Pharmacokinetics and Biologic Activity of Apixaban in Healthy Dogs

Noelle D Herrera; Ingvild Birschmann; Monika Wolny; Mark G Papich; Marjory B Brooks; Robert Goggs

doi:10.3389/fvets.2021.702821

Pharmacokinetics and Biologic Activity of Apixaban in Healthy Dogs

Front Vet Sci. 2021 Jul 5:8:702821. doi: 10.3389/fvets.2021.702821. eCollection 2021.

Authors

Noelle D Herrera¹, Ingvild Birschmann², Monika Wolny², Mark G Papich³, Marjory B Brooks⁴, Robert Goggs¹

Affiliations

¹ Department of Clinical Sciences, Cornell University College of Veterinary Medicine, Ithaca, NY, United States.
² Institute for Laboratory and Transfusion Medicine, Heart and Diabetes Center North Rhine-Westphalia, Bad Oeynhausen, Germany.
³ Department of Molecular Biomedical Sciences, North Carolina State College of Veterinary Medicine, Raleigh, NC, United States.
⁴ Department of Population Medicine and Diagnostic Sciences, Cornell University College of Veterinary Medicine, Ithaca, NY, United States.

Abstract

Thrombosis is common in critically ill dogs and causes considerable morbidity and mortality.
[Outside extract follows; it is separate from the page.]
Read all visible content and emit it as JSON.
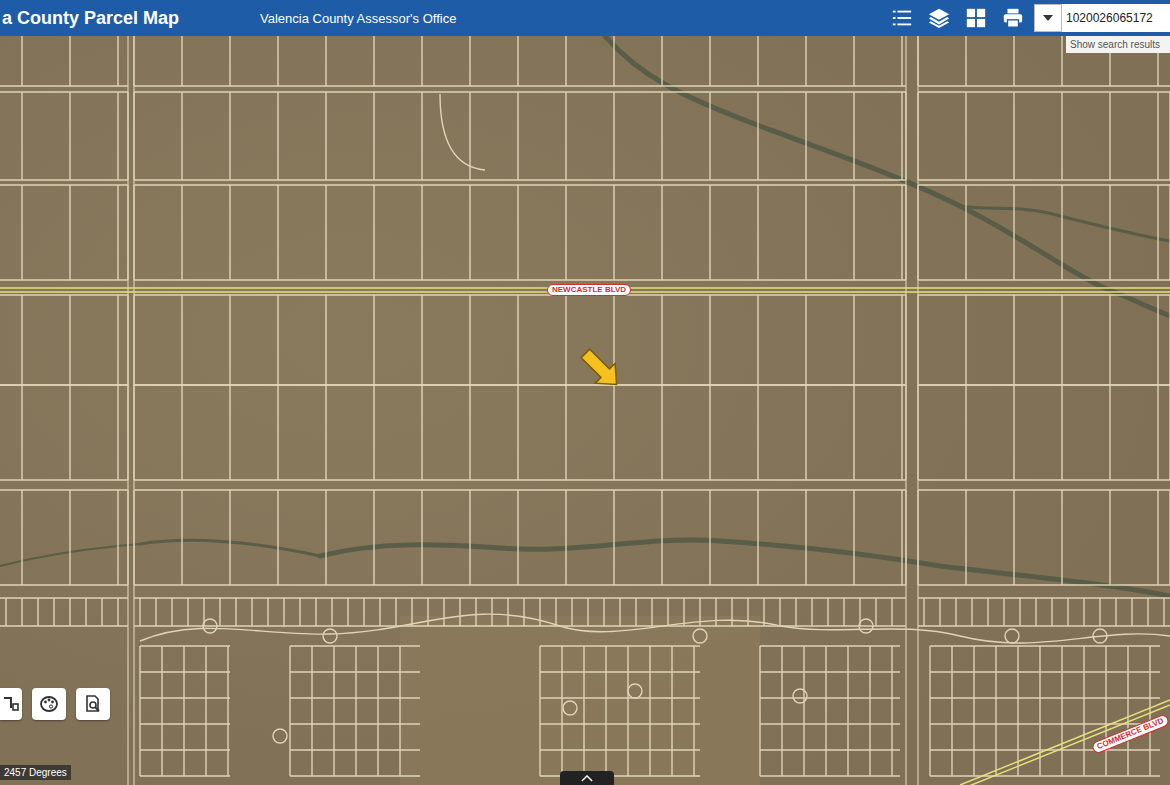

The direct factor Xa inhibitor apixaban is safe, efficacious, and convenient in humans. This study aimed to determine the pharmacokinetics (PK), bioactivity, protein binding, and bioavailability of apixaban following intravenous (IV) and oral (PO) administration to healthy dogs. Six healthy, adult, mixed-breed dogs were administered apixaban 0.18 mg/kg IV and then following a minimum 2-week washout period administered apixaban 0.2 mg/kg PO. Dogs were monitored using an apixaban-calibrated anti-Xa bioassay, prothrombin time (PT) and activated partial thromboplastin time (aPTT) and tissue-factor thromboelastography (TF-TEG). Plasma apixaban concentrations were measured using liquid chromatography-tandem mass spectrometry. Concentration-time plots were constructed, and PK modeling performed using compartmental methods. Administration of IV and PO apixaban was well-tolerated. Following IV administration, mean half-life was 4.1 h, and volume of distribution was 177 ml/kg. Apixaban was highly protein bound (98.6%). Apixaban concentrations and anti-Xa activity were highly correlated (R² 0.994, P < 0.0001). Intravenous apixaban significantly prolonged PT at time points up to 1 h, and aPTT at time points up to 0.25 h post-administration. Coagulation times were positively correlated with apixaban concentrations (PT R² 0.599, P < 0.0001; aPTT R² 0.430, P < 0.0001) and TF-TEG R-time was significantly prolonged 0.25 h post-administration. Following oral administration, mean bioavailability was 28.4%, lag time was 2 h, time to C_max was 5 h and the apparent elimination half-life was 3.1 h. Oral apixaban significantly prolonged PT at 4, 6, and 8 h but aPTT and TF-TEG were not consistently affected by oral apixaban. Apixaban concentrations are best monitored using anti-Xa activity. Future studies should determine PK and bioactivity of other doses using commercial tablets and following multidose administration and establish safe, effective dosing ranges in sick dogs.

Keywords: anti-Xa activity; antithrombotic; direct oral anticoagulant; thromboelastography; thrombosis.